(This comment is considering the DX7 Pro didn't have it's headphone-out SINAD measured).
Not an issue, and personally, I sort-of like that they took thermals serious. Every other company in audio is seemingly one standard deviation from being mentally retarded, inept, or simply indifferent with respect to their heasink designs, implementations, and overall quality. I'd prefer most parts not be the victims of not being passively cooled. The constant ramp up from being off daily (as I like to turn my devices off), is just another stress factor that contributes to the eventual failure of a device (naturally most solid state devices today can put up with this sort of abuse for years, if not decades, so this is more of a OCD inclination toward finesse). Especially when you don't have any sort of heatsinks on parts on a PCB (like central processing chips and such), many of these devices as most can attest to get warm to the touch sometimes (cases heat up even without direct contact to any on-board parts, so you can imagine the localized heat temperature of a DAC chip for instance). Don't even get me started with power amps or devices with active cooling, the sorts of fans and heasinks they use are a joke, and they need to contract a company by the name of Noctua to show them how to properly take thermals, along with the associated noise levels that comes with actively cooling parts.

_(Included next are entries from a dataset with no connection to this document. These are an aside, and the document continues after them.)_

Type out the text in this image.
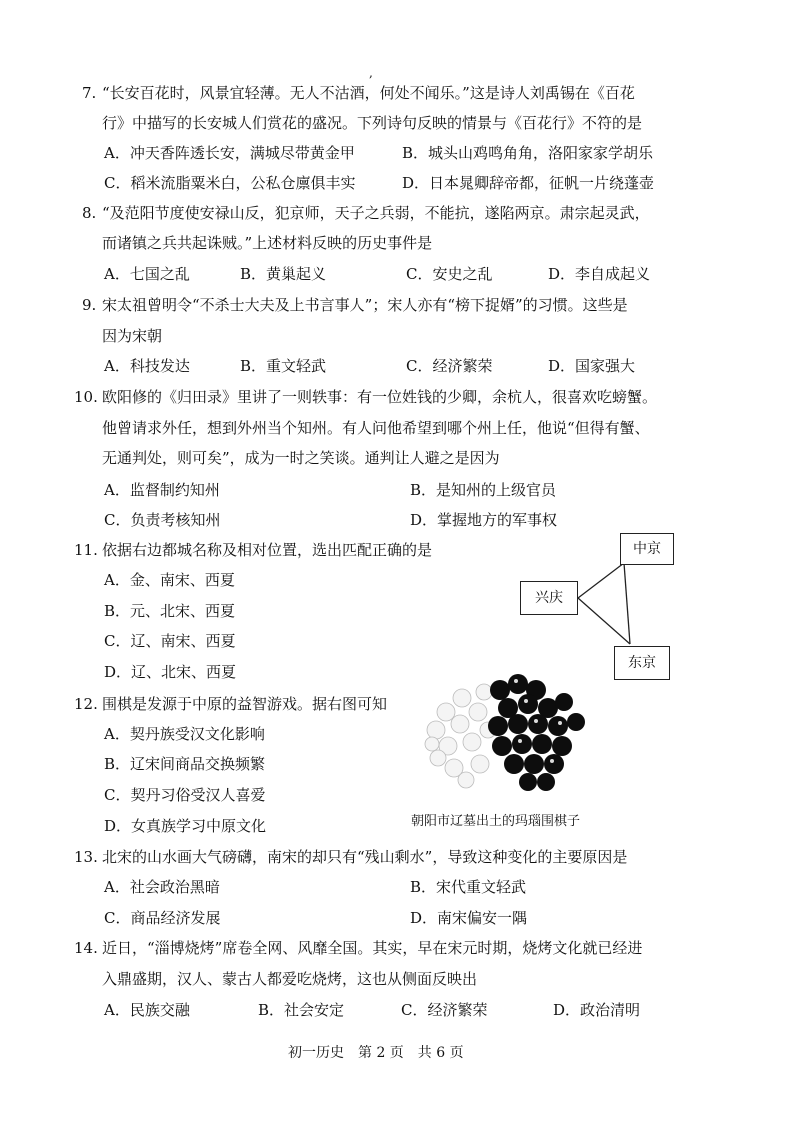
,
7. “长安百花时，风景宜轻薄。无人不沽酒，何处不闻乐。”这是诗人刘禹锡在《百花
行》中描写的长安城人们赏花的盛况。下列诗句反映的情景与《百花行》不符的是
A．冲天香阵透长安，满城尽带黄金甲	B．城头山鸡鸣角角，洛阳家家学胡乐
C．稻米流脂粟米白，公私仓廪俱丰实	D．日本晁卿辞帝都，征帆一片绕蓬壶
8. “及范阳节度使安禄山反，犯京师，天子之兵弱，不能抗，遂陷两京。肃宗起灵武，
而诸镇之兵共起诛贼。”上述材料反映的历史事件是
A．七国之乱	B．黄巢起义	C．安史之乱	D．李自成起义
9. 宋太祖曾明令“不杀士大夫及上书言事人”；宋人亦有“榜下捉婿”的习惯。这些是
因为宋朝
A．科技发达	B．重文轻武	C．经济繁荣	D．国家强大
10. 欧阳修的《归田录》里讲了一则轶事：有一位姓钱的少卿，余杭人，很喜欢吃螃蟹。
他曾请求外任，想到外州当个知州。有人问他希望到哪个州上任，他说“但得有蟹、
无通判处，则可矣”，成为一时之笑谈。通判让人避之是因为
A．监督制约知州	B．是知州的上级官员
C．负责考核知州	D．掌握地方的军事权
11. 依据右边都城名称及相对位置，选出匹配正确的是
A．金、南宋、西夏
B．元、北宋、西夏
C．辽、南宋、西夏
D．辽、北宋、西夏
中京
兴庆
东京
12. 围棋是发源于中原的益智游戏。据右图可知
A．契丹族受汉文化影响
B．辽宋间商品交换频繁
C．契丹习俗受汉人喜爱
D．女真族学习中原文化	朝阳市辽墓出土的玛瑙围棋子
13. 北宋的山水画大气磅礴，南宋的却只有“残山剩水”，导致这种变化的主要原因是
A．社会政治黑暗	B．宋代重文轻武
C．商品经济发展	D．南宋偏安一隅
14. 近日，“淄博烧烤”席卷全网、风靡全国。其实，早在宋元时期，烧烤文化就已经进
入鼎盛期，汉人、蒙古人都爱吃烧烤，这也从侧面反映出
A．民族交融	B．社会安定	C．经济繁荣	D．政治清明
初一历史　第 2 页　共 6 页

The Sabaj in the review was left to "heat up" for 30 minutes, but who knows how long it actually takes to get to it's fully ready state, you'd have to run measurements every minute to confirm. Though truth be told, I doubt it takes 30 minutes, but then again I haven't seen the internals nor has anyone made use of temperature probes to check how long the heatsinks begin to saturate (or how the heatsinks are configured in the first place, as you could have a heatsink fully in contact with the case, and that would provide a massive ability to transfer heat).
The price of the Sabaj alone sells itself, the DX7Pro fails in my book for one big reason if not any other, the output impedence is disappointingly high for no seemingly reason (as I still believe my theory the initial DX3 Pro failures were due to poor solder jobs, and not output impedence being too low on the device, which prompted them to release the V2 with higher impedance, like this DX7 Pro now). For audible performance though, it doesn't matter which you get, both are phenomenal, but the value out the Sabaj is insane. Like I said to other folks sometime, forget about "audible quality" from now on in these devices measuring at these astounding 115db+ SINADs and 120db+ Dynamic Range. Just look out for confounding factors like, good company support, design, UI, user experience, design, build materials, software, etc... THIS is what's important going forward.
So overall in conclusion, for you - I'd get the Sabaj if I were you. But I'm not, and I appreciate multiple (and many) inputs as they can muster. Bluetooth input for me is almost essential in any device I'd get in the future. I don't want to fire up my PC anymore if I want to listen to something, having my phone connect instantly to the DX3Pro I have at night for example when I'm to lazy to do anything.. is wonderful. Though with the long delays to the DX7Pro, and the current price compared to competition, and it's shortcomings that I think could've been avoided(that output impedance seriously "impedes" on my overall impression).. I would probably get the Sabaj if I didn't care for Bluetooth, and if I didn't get to demo either at home.